Vision technique multi-domaines : Fixer des objectifs d’amélioration de la performance énergétique nécessite tant une vue généraliste de la construction que le savoir faire de spécialistes dans des domaines techniques les plus variés (gros œuvre, façades, matériaux isolants, menuiseries extérieures, étanchéité, génie électrique, génie climatique, gaz, énergies renouvelables, éolien, photovoltaïque, toiture végétalisée….). L’AMO devra disposer, rassembler et coordonner cette compétence multi-domaines.

Capitalisation d’expériences : Aujourd’hui l’amélioration de la performance énergétique est issue d’immeubles prototypes plus que de la réglementation et de l’industrialisation des procédés. Le Grenelle de l’environnement précise : « inciter d’abord, obliger ensuite ». De ce fait l’AMO doit disposer d’un réseau et d’expériences suffisants pour les capitaliser sur les nouveaux projets.

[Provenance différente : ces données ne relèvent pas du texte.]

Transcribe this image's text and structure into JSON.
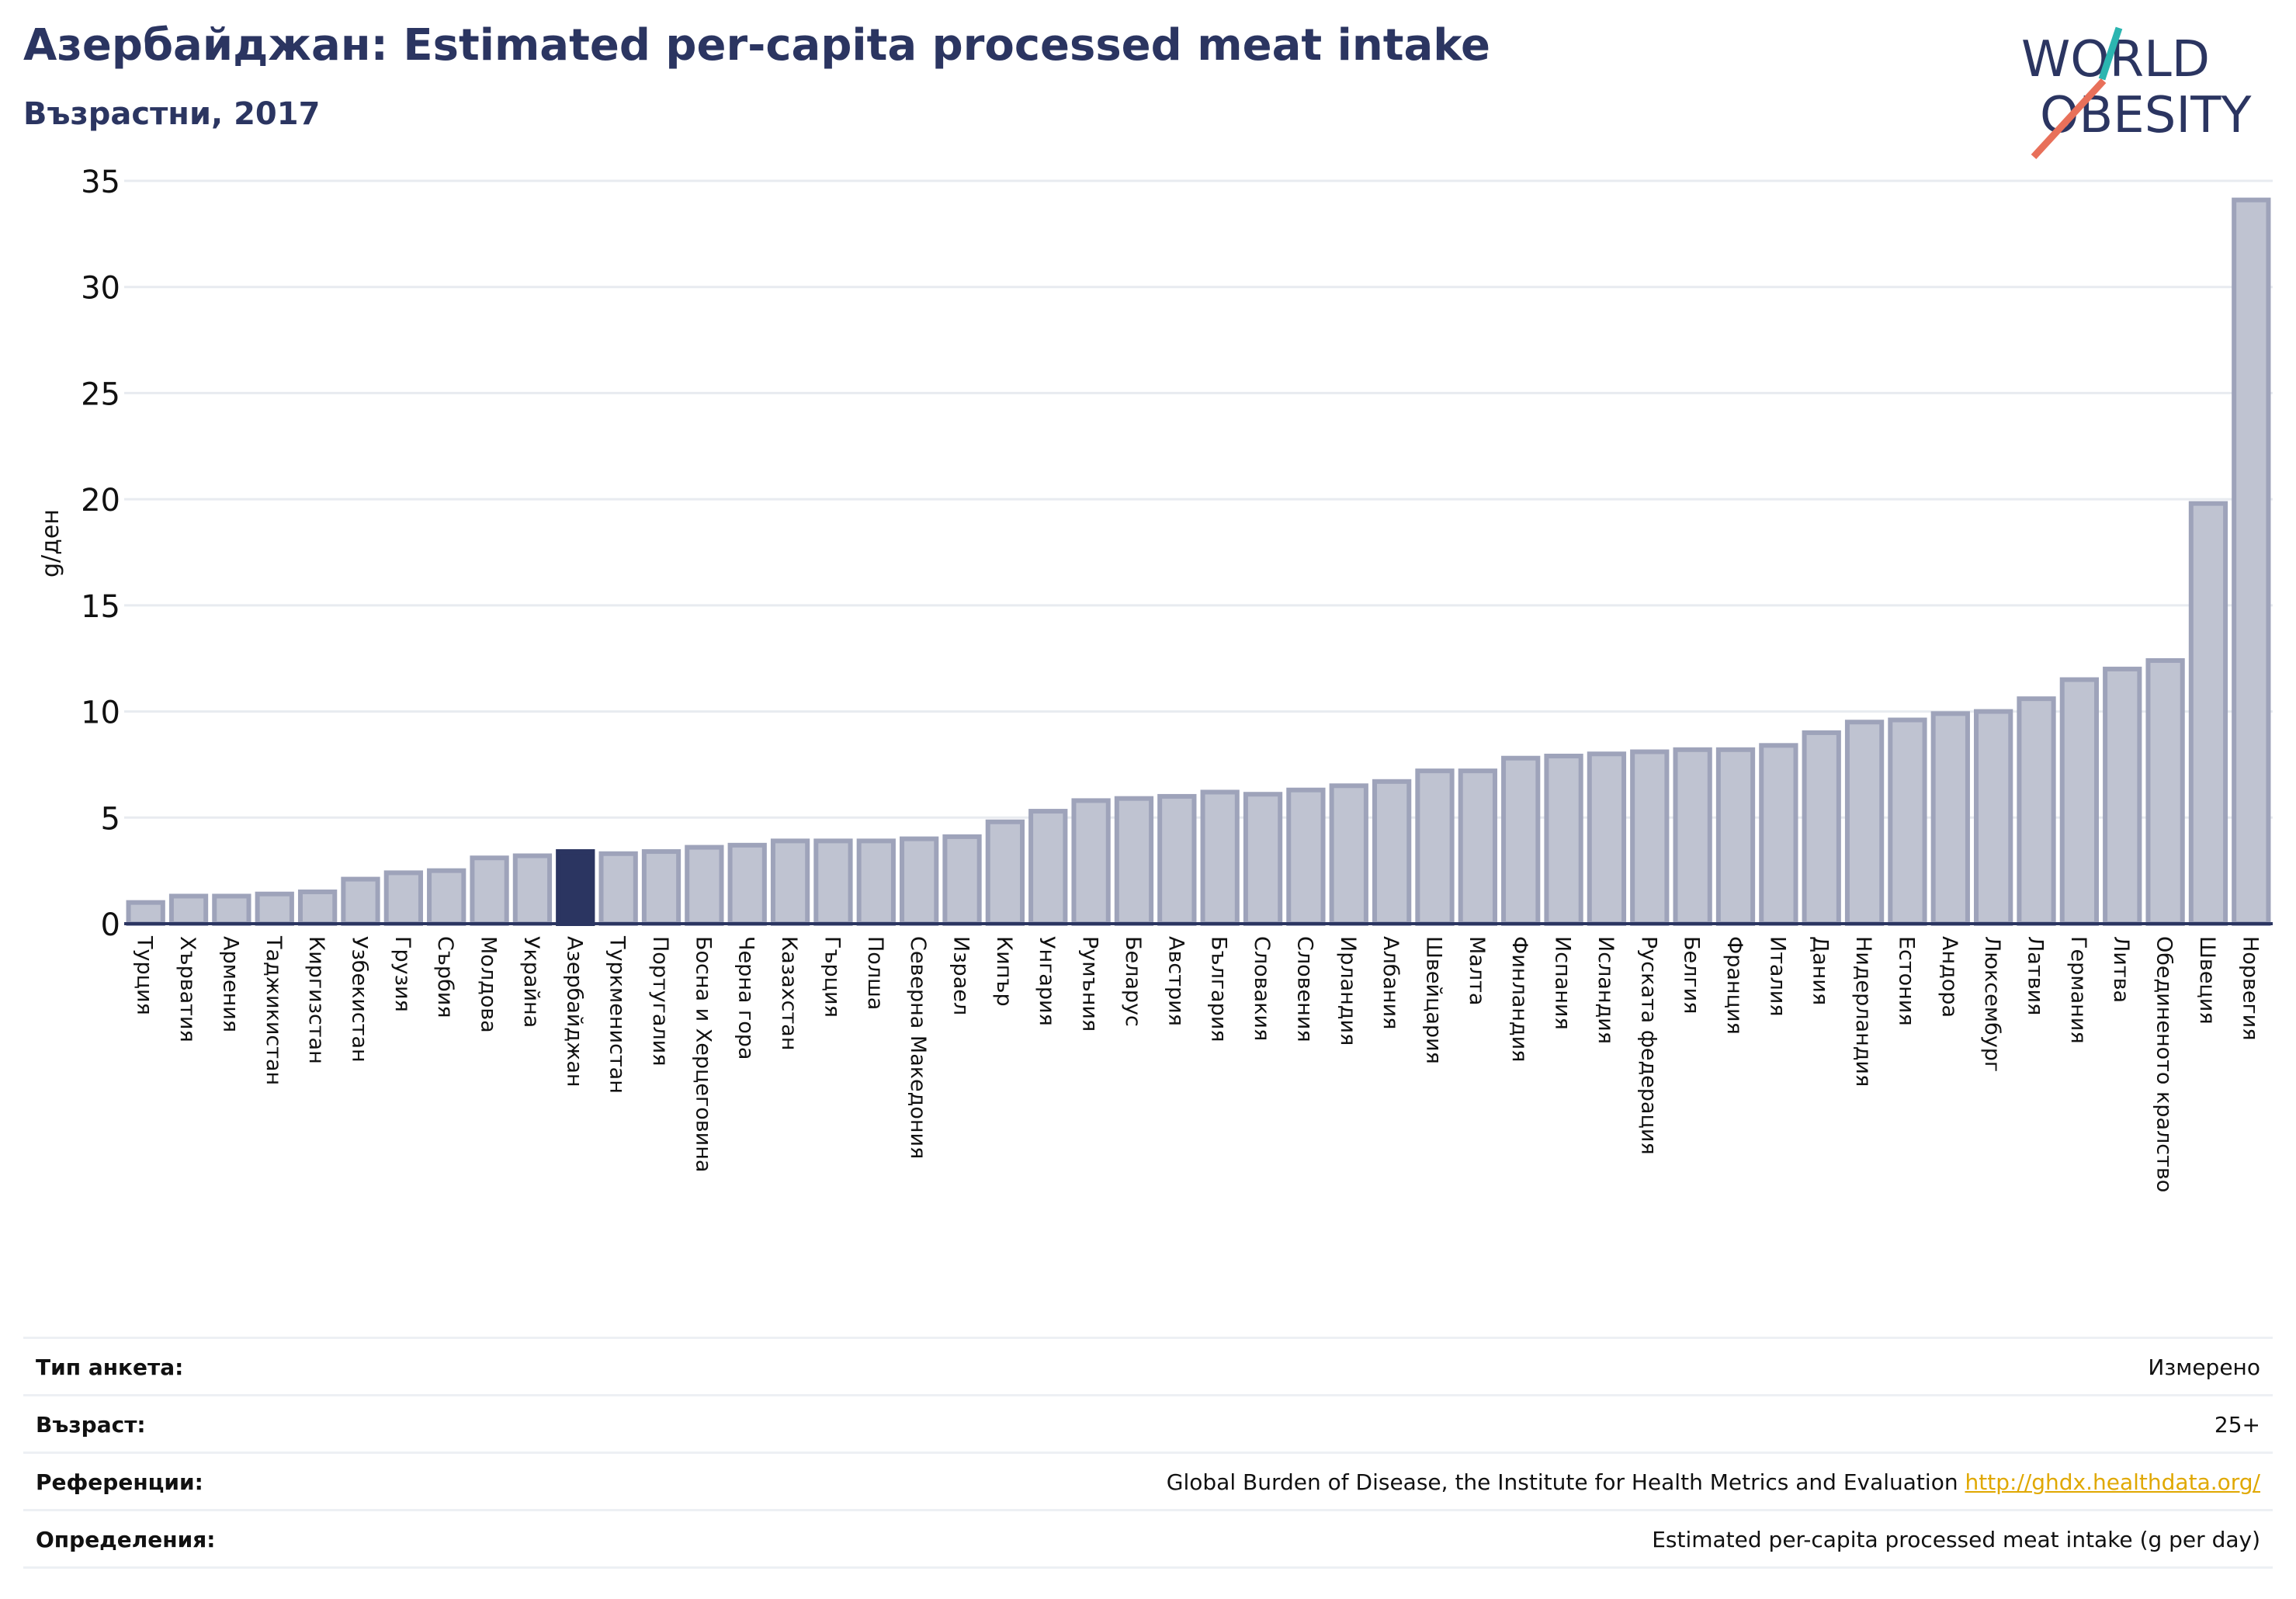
{
  "header": {
    "title": "Азербайджан: Estimated per-capita processed meat intake",
    "subtitle": "Възрастни, 2017"
  },
  "logo": {
    "line1": "WORLD",
    "line2": "OBESITY"
  },
  "colors": {
    "highlight": "#2b3561",
    "bar_fill": "#bfc3d1",
    "bar_stroke": "#9ea3ba",
    "title": "#2b3561",
    "logo_text": "#2b3561",
    "logo_teal": "#2bb5b0",
    "logo_coral": "#e8705a",
    "link": "#e0a800"
  },
  "chart_data": {
    "type": "bar",
    "title": "Азербайджан: Estimated per-capita processed meat intake",
    "subtitle": "Възрастни, 2017",
    "ylabel": "g/ден",
    "xlabel": "",
    "ylim": [
      0,
      35
    ],
    "yticks": [
      0,
      5,
      10,
      15,
      20,
      25,
      30,
      35
    ],
    "grid": true,
    "highlight": "Азербайджан",
    "categories": [
      "Турция",
      "Хърватия",
      "Армения",
      "Таджикистан",
      "Киргизстан",
      "Узбекистан",
      "Грузия",
      "Сърбия",
      "Молдова",
      "Украйна",
      "Азербайджан",
      "Туркменистан",
      "Португалия",
      "Босна и Херцеговина",
      "Черна гора",
      "Казахстан",
      "Гърция",
      "Полша",
      "Северна Македония",
      "Израел",
      "Кипър",
      "Унгария",
      "Румъния",
      "Беларус",
      "Австрия",
      "България",
      "Словакия",
      "Словения",
      "Ирландия",
      "Албания",
      "Швейцария",
      "Малта",
      "Финландия",
      "Испания",
      "Исландия",
      "Руската федерация",
      "Белгия",
      "Франция",
      "Италия",
      "Дания",
      "Нидерландия",
      "Естония",
      "Андора",
      "Люксембург",
      "Латвия",
      "Германия",
      "Литва",
      "Обединеното кралство",
      "Швеция",
      "Норвегия"
    ],
    "values": [
      1.0,
      1.3,
      1.3,
      1.4,
      1.5,
      2.1,
      2.4,
      2.5,
      3.1,
      3.2,
      3.4,
      3.3,
      3.4,
      3.6,
      3.7,
      3.9,
      3.9,
      3.9,
      4.0,
      4.1,
      4.8,
      5.3,
      5.8,
      5.9,
      6.0,
      6.2,
      6.1,
      6.3,
      6.5,
      6.7,
      7.2,
      7.2,
      7.8,
      7.9,
      8.0,
      8.1,
      8.2,
      8.2,
      8.4,
      9.0,
      9.5,
      9.6,
      9.9,
      10.0,
      10.6,
      11.5,
      12.0,
      12.4,
      19.8,
      34.1
    ]
  },
  "footer": {
    "survey_type_label": "Тип анкета:",
    "survey_type_value": "Измерено",
    "age_label": "Възраст:",
    "age_value": "25+",
    "references_label": "Референции:",
    "references_text": "Global Burden of Disease, the Institute for Health Metrics and Evaluation",
    "references_link": "http://ghdx.healthdata.org/",
    "definitions_label": "Определения:",
    "definitions_value": "Estimated per-capita processed meat intake (g per day)"
  }
}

Transversalité de la démarche : L’amélioration de la performance énergétique impacte toutes les phases du projet (faisabilité, orientation, programmation, conception, réalisation, réception, exploitation) et beaucoup de domaines techniques. L’AMO doit être le plus transversal et matriciel possible pour conduire à bien le projet de son client.

Politique d’adaptabilité : La réglementation évolue, l’innovation technologique également, le cout de l’énergie est grandissant, certaines solutions ne sont pas encore connues aujourd’hui et d’autres ne sont pas encore rentables en coût global sur une durée raisonnable. L’état de maintenance d’un immeuble est une courbe décroissante quant celle des besoins d’usage est croissante. Laisser l’écart se creuser revient à générer des friches énergétiques. Dès la conception les programmes se  doivent d’être réfléchis en potentiel d’adaptabilité et d’évolutivité à travers des plans d’amélioration dépassant la simple maintenance pour bénéficier des évolutions conjoncturelles et/ou technologiques.

Une démarche progressive, continue : Compte tenu de l’adaptabilité sus évoquée, en phase exploitation, il est nécessaire de fixer des rendez-vous périodiques (3 à 7 ans) pour mesurer de façon objective et indépendante l’écart de maintenance et d’usage afin d’améliorer de façon continue la performance de l’immeuble.

Indicateurs de performance : Pour mesurer l’atteinte des objectifs, il convient de définir en amont les indicateurs de mesure qui deviennent un indice énergétique de performance si la régularité et l’indépendance de la mesure sont avérées.